Among the most famous is Huston Smith, one of America’s most respected academic experts on religion. Smith, a retired University of California at Berkeley professor, has been involved with Sufi practices for 26 years. In observant Muslim fashion, he prays five times a day.
But although”heavily influenced by Islam,”Smith, the son of Methodist missionaries in China, said he still retains”my formal affiliation with Protestantism.””I’m drawn to the esoteric,”he said.”The picture of the divinity offered within Sufism is what draws me. But I have no need to adopt the exoteric label.” White converts to Islam say they encounter the same problems of discrimination and prejudice that Muslims from all backgrounds say they face in the United States because of ignorance of Islam and stereotypes stemming from Middle East terrorism. For converts, the problems sometimes involve non-Muslim relatives perplexed by the new faith of a son or daughter.”At first my family was extremely concerned,”said Fahhim Abdulhadi, a 29-year-old former Episcopal Church acolyte from Alexandria, Va. who became a Muslim 10 years ago.”Their image of Muslims was the wild-eyed terrorist. When they saw Islam helping me become a better person, that changed.” White converts also face the usual religious conflicts associated with following a faith other that of the majority of their relatives.
For Abdulhadi and other former Christians, Christmas presents its own set of problems _ particularly when it coincides, as it does this year, with Ramadan and its emphasis on self-purification through fasting and other forms of self-denial. (Because Islam follows a lunar calendar, Ramadan comes at different times of the year in relation to the solar-based Western calendar.)
Even though Islam exalts Jesus, Muslims reject all Christian claims to his divinity and regard Christmas as essentially a pagan celebration made worse by secular society’s emphasis on extravagant gift-giving and excessive partying. That leaves ex-Christian converts in a quandary at Christmas over how to maintain family ties while not compromising their Muslim beliefs.
Abdulhadi declines to say”merry Christmas”or exchange presents, but will share a holiday dinner with his family. Tawil allows her children to accept Christmas gifts from her family,”but we certainly don’t celebrate the holiday in any way.” Former Episcopalian Leili Kaye McGree, a Folsom, Calif., woman who is the only Muslim member of her family, said Christmas remains important to her because”it’s a time for love and sharing with my grandchildren, who all celebrate the holiday. Labels don’t matter with family,”she said.

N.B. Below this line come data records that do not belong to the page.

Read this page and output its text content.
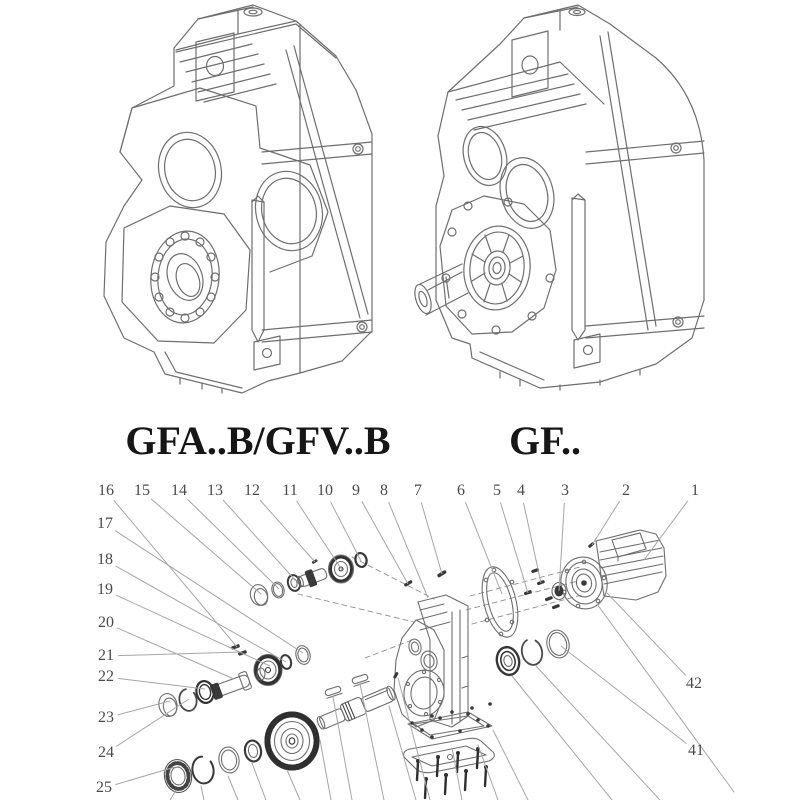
1
2
3
4
5
6
7
8
9
10
11
12
13
14
15
16
17
18
19
20
21
22
23
24
25
41
42
GFA..B/GFV..B	GF..
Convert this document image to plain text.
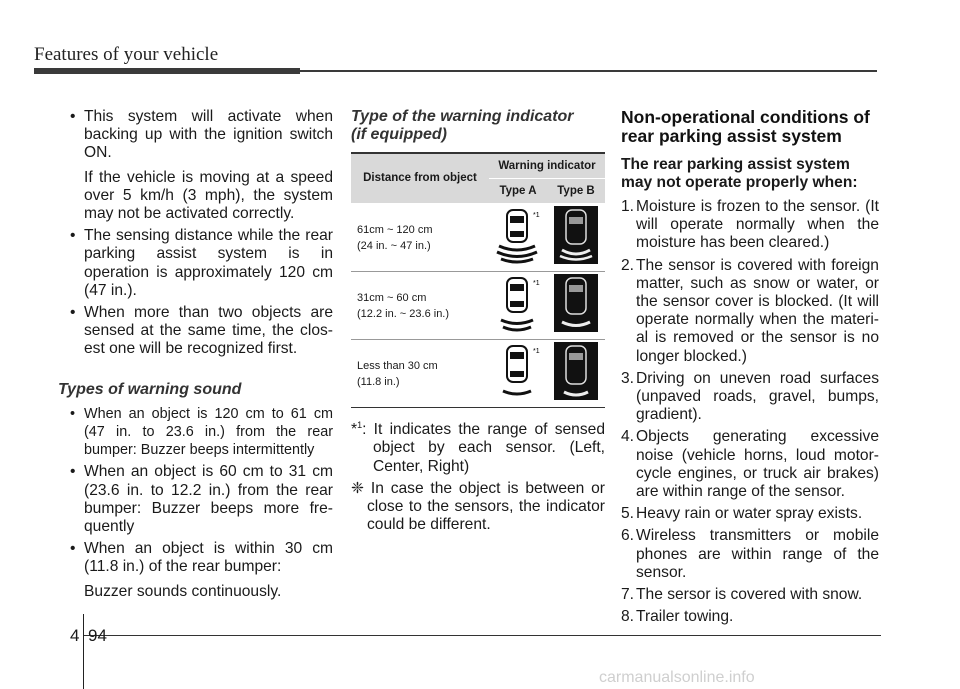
Features of your vehicle

• This system will activate when backing up with the ignition switch ON.

If the vehicle is moving at a speed over 5 km/h (3 mph), the system may not be activated correctly.

• The sensing distance while the rear parking assist system is in operation is approximately 120 cm (47 in.).

• When more than two objects are sensed at the same time, the closest one will be recognized first.

Types of warning sound

• When an object is 120 cm to 61 cm (47 in. to 23.6 in.) from the rear bumper: Buzzer beeps intermittently

• When an object is 60 cm to 31 cm (23.6 in. to 12.2 in.) from the rear bumper: Buzzer beeps more frequently

• When an object is within 30 cm (11.8 in.) of the rear bumper:

Buzzer sounds continuously.

Type of the warning indicator
(if equipped)
Distance from object	Warning indicator	
	Type A	Type B

61cm ~ 120 cm
(24 in. ~ 47 in.)	*1

31cm ~ 60 cm
(12.2 in. ~ 23.6 in.)	*1

Less than 30 cm
(11.8 in.)	*1

*$^1$: It indicates the range of sensed object by each sensor. (Left, Center, Right)

❈ In case the object is between or close to the sensors, the indicator could be different.

Non-operational conditions of
rear parking assist system

The rear parking assist system may not operate properly when:

1. Moisture is frozen to the sensor. (It will operate normally when the moisture has been cleared.)

2. The sensor is covered with foreign matter, such as snow or water, or the sensor cover is blocked. (It will operate normally when the material is removed or the sensor is no longer blocked.)

3. Driving on uneven road surfaces (unpaved roads, gravel, bumps, gradient).

4. Objects generating excessive noise (vehicle horns, loud motorcycle engines, or truck air brakes) are within range of the sensor.

5. Heavy rain or water spray exists.

6. Wireless transmitters or mobile phones are within range of the sensor.

7. The sersor is covered with snow.

8. Trailer towing.

4 94
carmanualsonline.info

White converts noted yet an additional problem stemming from being culturally different than other Muslims, particularly immigrants from Islamic nations.”When you convert, particularly if you’re a European American, everybody welcomes you,”said Abdulhadi, a public relations consultant currently taking time off to write a self-help book.”But then they say, `sorry, wrong culture’ when you say you want to marry their daughter.” Because they are a small minority within the Muslim community, Royer said white American converts”face their own particular challenge because there is no real group you can go to and feel comfortable with people who were raised as you were.”It sometimes feels as if I’m always in someone else’s community, eating their food, fitting into their cultural framework,”Royer added.”The positive side is I’ve learned a lot about multiculturalism. The negative is I have no cultural support group. Religiously, I’m a Muslim. Culturally I’m still a white guy from St. Louis.”